When you are solving what is the average salary for a developer type you’ll cross with this observation: Dataset has 23 different developer categories but this is a multiple-choice question so respondents can choose all that applies. This means for example that one respondent can have many developer types listed. There were 8269 different answer types (23 categories + 8264 different combinations of those categories). So how can you exactly tell, which salary is meant for each developer type?

Stack Overflow makes an Annual Developer Survey to their developer community. In 2020 with nearly 65,000 responses fielded from over 180 countries, their survey examines all aspects of the developer experience from technologies to education and salary levels.

In this article I will be exploring the 2020 Stack Overflow public survey. My study question will we be focused on developer types salary and education. Main target group are those developers who describe them as professionals.

During the exploring phase I noticed interesting things in when respondents gave their answers for salary. This observation led me to examine salary question more deeply. You can find the whole analysis in my GitHub.

There will be three study questions:

  1. What is the median salary for each developer type?

2. How does education compare to median salary?

3. How does education compare to average salary?

Part One: What is the median salary for each developer type?

This was a very interesting question. There were two main observations: Salary skewness and developer type combinations. Firstly, salary distribution is very high right-skewed. Salaries start from 0 and end up 2 million USD. Different countries have different salary levels and respondents have answered in different ways. For example, there are 313 respondents whose annual incomes are below 1000 USD and 1503 respondents whose annual incomes are below 5000 USD. Also, there are 1570 respondents whose annual incomes are in the range of 260k to 2m USD and 640 respondents whose annual incomes are in the range 900k to 2m USD. Secondly, respondents have given many combinations of developer types, actually, there were 8269 combinations of developer types.

Salary is measured by variable ConvertedComp. This variable means that salary is converted to annual USD salaries using the exchange rate on 2020–02–19, assuming 12 working months and 50 working weeks.

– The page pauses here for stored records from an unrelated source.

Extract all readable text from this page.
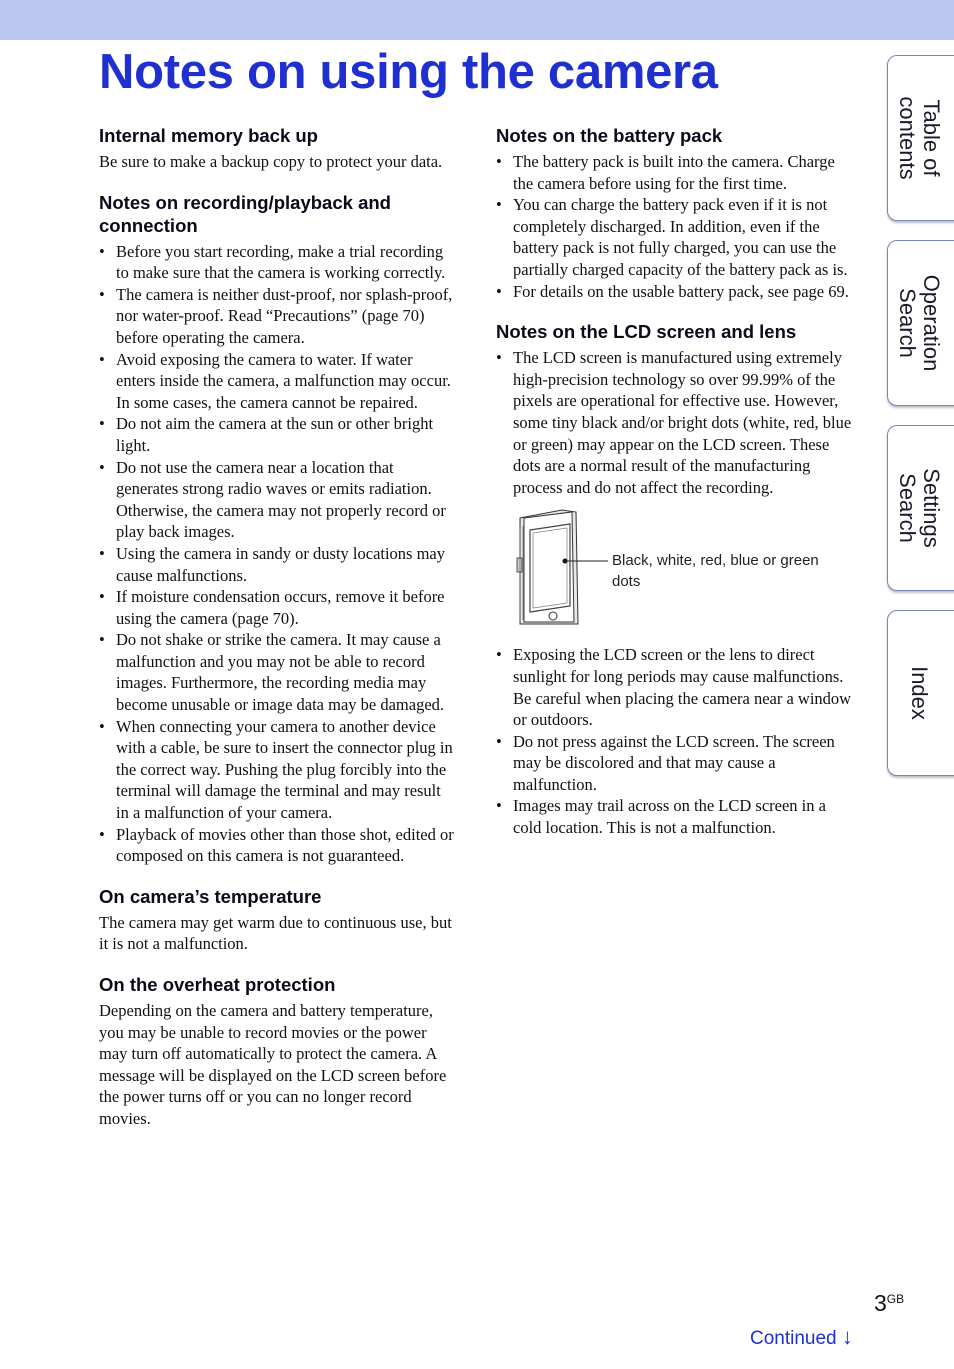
Notes on using the camera
Internal memory back up

Be sure to make a backup copy to protect your data.

Notes on recording/playback and connection
• Before you start recording, make a trial recording to make sure that the camera is working correctly.
• The camera is neither dust-proof, nor splash-proof, nor water-proof. Read “Precautions” (page 70) before operating the camera.
• Avoid exposing the camera to water. If water enters inside the camera, a malfunction may occur. In some cases, the camera cannot be repaired.
• Do not aim the camera at the sun or other bright light.
• Do not use the camera near a location that generates strong radio waves or emits radiation. Otherwise, the camera may not properly record or play back images.
• Using the camera in sandy or dusty locations may cause malfunctions.
• If moisture condensation occurs, remove it before using the camera (page 70).
• Do not shake or strike the camera. It may cause a malfunction and you may not be able to record images. Furthermore, the recording media may become unusable or image data may be damaged.
• When connecting your camera to another device with a cable, be sure to insert the connector plug in the correct way. Pushing the plug forcibly into the terminal will damage the terminal and may result in a malfunction of your camera.
• Playback of movies other than those shot, edited or composed on this camera is not guaranteed.
On camera’s temperature

The camera may get warm due to continuous use, but it is not a malfunction.

On the overheat protection

Depending on the camera and battery temperature, you may be unable to record movies or the power may turn off automatically to protect the camera. A message will be displayed on the LCD screen before the power turns off or you can no longer record movies.

Notes on the battery pack
• The battery pack is built into the camera. Charge the camera before using for the first time.
• You can charge the battery pack even if it is not completely discharged. In addition, even if the battery pack is not fully charged, you can use the partially charged capacity of the battery pack as is.
• For details on the usable battery pack, see page 69.
Notes on the LCD screen and lens
• The LCD screen is manufactured using extremely high-precision technology so over 99.99% of the pixels are operational for effective use. However, some tiny black and/or bright dots (white, red, blue or green) may appear on the LCD screen. These dots are a normal result of the manufacturing process and do not affect the recording.
Black, white, red, blue or green dots
• Exposing the LCD screen or the lens to direct sunlight for long periods may cause malfunctions. Be careful when placing the camera near a window or outdoors.
• Do not press against the LCD screen. The screen may be discolored and that may cause a malfunction.
• Images may trail across on the LCD screen in a cold location. This is not a malfunction.
Table of
contents
Operation
Search
Settings
Search
Index
$3^{GB}$
Continued ↓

This first chart above is similar to the Stack Overflow website’s salary chart.

From charts above we can make some conclusions.

Firstly, salaries for different developer types are very hard to identify because of respondents’ multiple-choice answers. So how can you exactly tell, which salary is meant for each developer type? One respondent, whose annual incomes are 2 million, answer for developer type is:

Data scientist or machine learning specialist; Designer;Developer, back-end; Developer, desktop or enterprise applications; Developer, front-end; Developer, full-stack; Developer, mobile;Engineer, data; Engineer, site reliability; Engineering manager.

Secondly, median salaries depend on boundaries we have set. If we don’t set any lower or upper boundaries, we will get different types of charts as we have seen above. For example in professionals salary data, there are 651 Senior executive/VP’s and 24 of them are without combinations. Also there are 224 Marketing or sales professionals and all of them are in combinations with other developer types. These two types are also related to the highest salary category which we can see in salary groups. If we set upper bound for upper whisker (salary range chart, max 200k) we can see a different Top 5.

Thirdly, different countries have different salary levels based on their gross domestic product. For this case, we could make normalization e.g. logarithmic transformations and/or relate this to countries GDP. This is another analysis to do.

Part Two: How does education compare to median salary?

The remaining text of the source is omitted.